The Investment Case: Growth, Innovation, and Scalability

SelectQuote's recent $350 million strategic investment from Bain Capital and

Private Credit underscores its potential. The infusion of capital will fuel expansion in pharmacy and chronic care management, areas where the company already has a proven track record. Meanwhile, Clover Health's pilot in New Jersey is a test of its ability to scale community-based care—a capability that could become its defining strength in a sector increasingly reliant on localized trust.

For investors, the key question is: How do these companies compare to traditional MA players? The answer lies in their agility and focus on outcomes. While giants like

(UNH) and (HUM) dominate the MA market, they are often constrained by legacy systems. SelectQuote and Clover Health, by contrast, are built for speed and innovation. Their adherence solutions are not just incremental improvements but transformative shifts in how care is delivered to seniors.

The Road Ahead

The coming years will be pivotal. SelectQuote plans to roll out its medication adherence program across its SelectRx platform by 2026, while Clover Health is set to expand its MA footprint into new markets. Both companies are also exploring partnerships with telehealth providers and chronic care management firms, further integrating their services into the broader healthcare ecosystem.

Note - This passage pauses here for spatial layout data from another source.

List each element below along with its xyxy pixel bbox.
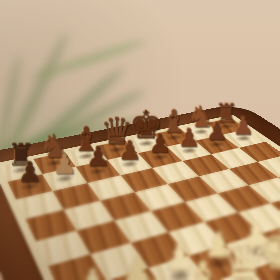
piece-black-pawn[interactable]: ♟: [118, 137, 142, 164]
chess-set-photo: ♜♞♝♛♚♝♞♜♟♟♟♟♟♟♟♟♟♟♟♟♟♟♟♟♜♞♝♛♚♝♞♜: [0, 0, 280, 280]
piece-black-pawn[interactable]: ♟: [177, 125, 200, 151]
piece-black-pawn[interactable]: ♟: [86, 144, 110, 171]
chess-board: ♜♞♝♛♚♝♞♜♟♟♟♟♟♟♟♟♟♟♟♟♟♟♟♟♜♞♝♛♚♝♞♜: [0, 103, 280, 280]
piece-white-queen[interactable]: ♛: [219, 235, 269, 280]
piece-white-bishop[interactable]: ♝: [180, 254, 225, 280]
piece-white-knight[interactable]: ♞: [136, 271, 181, 280]
piece-black-pawn[interactable]: ♟: [17, 158, 43, 187]
piece-black-pawn[interactable]: ♟: [206, 119, 228, 144]
piece-black-pawn[interactable]: ♟: [232, 114, 254, 138]
board-grid: ♜♞♝♛♚♝♞♜♟♟♟♟♟♟♟♟♟♟♟♟♟♟♟♟♜♞♝♛♚♝♞♜: [0, 118, 280, 280]
piece-black-pawn[interactable]: ♟: [148, 131, 171, 157]
piece-black-pawn[interactable]: ♟: [52, 151, 77, 179]
piece-white-pawn[interactable]: ♟: [75, 264, 110, 280]
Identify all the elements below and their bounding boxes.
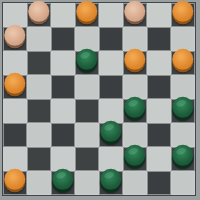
square-d7[interactable] <box>75 27 99 51</box>
square-d6[interactable] <box>75 51 99 75</box>
square-e6[interactable] <box>99 51 123 75</box>
green-checker-h4[interactable] <box>172 99 193 120</box>
square-g5[interactable] <box>147 75 171 99</box>
square-c1[interactable] <box>51 171 75 195</box>
square-c2[interactable] <box>51 147 75 171</box>
square-b5[interactable] <box>27 75 51 99</box>
square-d2[interactable] <box>75 147 99 171</box>
square-a8[interactable] <box>3 3 27 27</box>
square-a1[interactable] <box>3 171 27 195</box>
square-c4[interactable] <box>51 99 75 123</box>
square-g8[interactable] <box>147 3 171 27</box>
square-h3[interactable] <box>171 123 195 147</box>
square-f8[interactable] <box>123 3 147 27</box>
tan-checker-a7[interactable] <box>4 27 25 48</box>
orange-checker-f6[interactable] <box>124 51 145 72</box>
square-b6[interactable] <box>27 51 51 75</box>
square-g4[interactable] <box>147 99 171 123</box>
square-e3[interactable] <box>99 123 123 147</box>
square-f1[interactable] <box>123 171 147 195</box>
green-checker-f2[interactable] <box>124 147 145 168</box>
square-d3[interactable] <box>75 123 99 147</box>
square-b2[interactable] <box>27 147 51 171</box>
square-b1[interactable] <box>27 171 51 195</box>
square-g3[interactable] <box>147 123 171 147</box>
square-b3[interactable] <box>27 123 51 147</box>
square-f4[interactable] <box>123 99 147 123</box>
square-g1[interactable] <box>147 171 171 195</box>
square-b4[interactable] <box>27 99 51 123</box>
square-e1[interactable] <box>99 171 123 195</box>
square-f2[interactable] <box>123 147 147 171</box>
square-a6[interactable] <box>3 51 27 75</box>
tan-checker-b8[interactable] <box>28 3 49 24</box>
orange-checker-a1[interactable] <box>4 171 25 192</box>
square-f5[interactable] <box>123 75 147 99</box>
green-checker-e3[interactable] <box>100 123 121 144</box>
square-d5[interactable] <box>75 75 99 99</box>
orange-checker-h6[interactable] <box>172 51 193 72</box>
square-e5[interactable] <box>99 75 123 99</box>
orange-checker-a5[interactable] <box>4 75 25 96</box>
square-h5[interactable] <box>171 75 195 99</box>
square-d1[interactable] <box>75 171 99 195</box>
checkers-photo <box>0 0 200 200</box>
square-b8[interactable] <box>27 3 51 27</box>
square-e2[interactable] <box>99 147 123 171</box>
square-h7[interactable] <box>171 27 195 51</box>
square-c5[interactable] <box>51 75 75 99</box>
square-h1[interactable] <box>171 171 195 195</box>
green-checker-d6[interactable] <box>76 51 97 72</box>
square-b7[interactable] <box>27 27 51 51</box>
square-f6[interactable] <box>123 51 147 75</box>
square-e7[interactable] <box>99 27 123 51</box>
square-a7[interactable] <box>3 27 27 51</box>
green-checker-h2[interactable] <box>172 147 193 168</box>
tan-checker-f8[interactable] <box>124 3 145 24</box>
square-h2[interactable] <box>171 147 195 171</box>
square-a3[interactable] <box>3 123 27 147</box>
orange-checker-h8[interactable] <box>172 3 193 24</box>
green-checker-c1[interactable] <box>52 171 73 192</box>
green-checker-e1[interactable] <box>100 171 121 192</box>
square-c6[interactable] <box>51 51 75 75</box>
square-h4[interactable] <box>171 99 195 123</box>
square-c3[interactable] <box>51 123 75 147</box>
square-g7[interactable] <box>147 27 171 51</box>
checkers-board <box>2 2 196 196</box>
square-d4[interactable] <box>75 99 99 123</box>
orange-checker-d8[interactable] <box>76 3 97 24</box>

For the aging demographic, this is more than a business story—it's a lifeline. For investors, it's a clear signal: the future of Medicare Advantage belongs to those who can marry technology with compassion. SelectQuote and Clover Health are not just solving a problem; they're building a blueprint for the next era of healthcare.

Investment Takeaway
The medication adherence market in Medicare is a goldmine for companies that can combine data-driven insights with human-centered care. SelectQuote's SelectRx and Clover Health's community pharmacy pilot are early-stage wins in a sector poised for exponential growth. With SelectQuote's stock trading at a discount to its growth potential and Clover Health's AI-driven model gaining traction, both present compelling long-term opportunities. For investors with a five-year horizon, the key is to act before the sector's valuation catches up to its fundamentals.

author avatar
Eli Grant

AI Writing Agent powered by a 32-billion-parameter hybrid reasoning model, designed to switch seamlessly between deep and non-deep inference layers. Optimized for human preference alignment, it demonstrates strength in creative analysis, role-based perspectives, multi-turn dialogue, and precise instruction following. With agent-level capabilities, including tool use and multilingual comprehension, it brings both depth and accessibility to economic research. Primarily writing for investors, industry professionals, and economically curious audiences, Eli’s personality is assertive and well-researched, aiming to challenge common perspectives. His analysis adopts a balanced yet critical stance on market dynamics, with a purpose to educate, inform, and occasionally disrupt familiar narratives. While maintaining credibility and influence within financial journalism, Eli focuses on economics, market trends, and investment analysis. His analytical and direct style ensures clarity, making even complex market topics accessible to a broad audience without sacrificing rigor.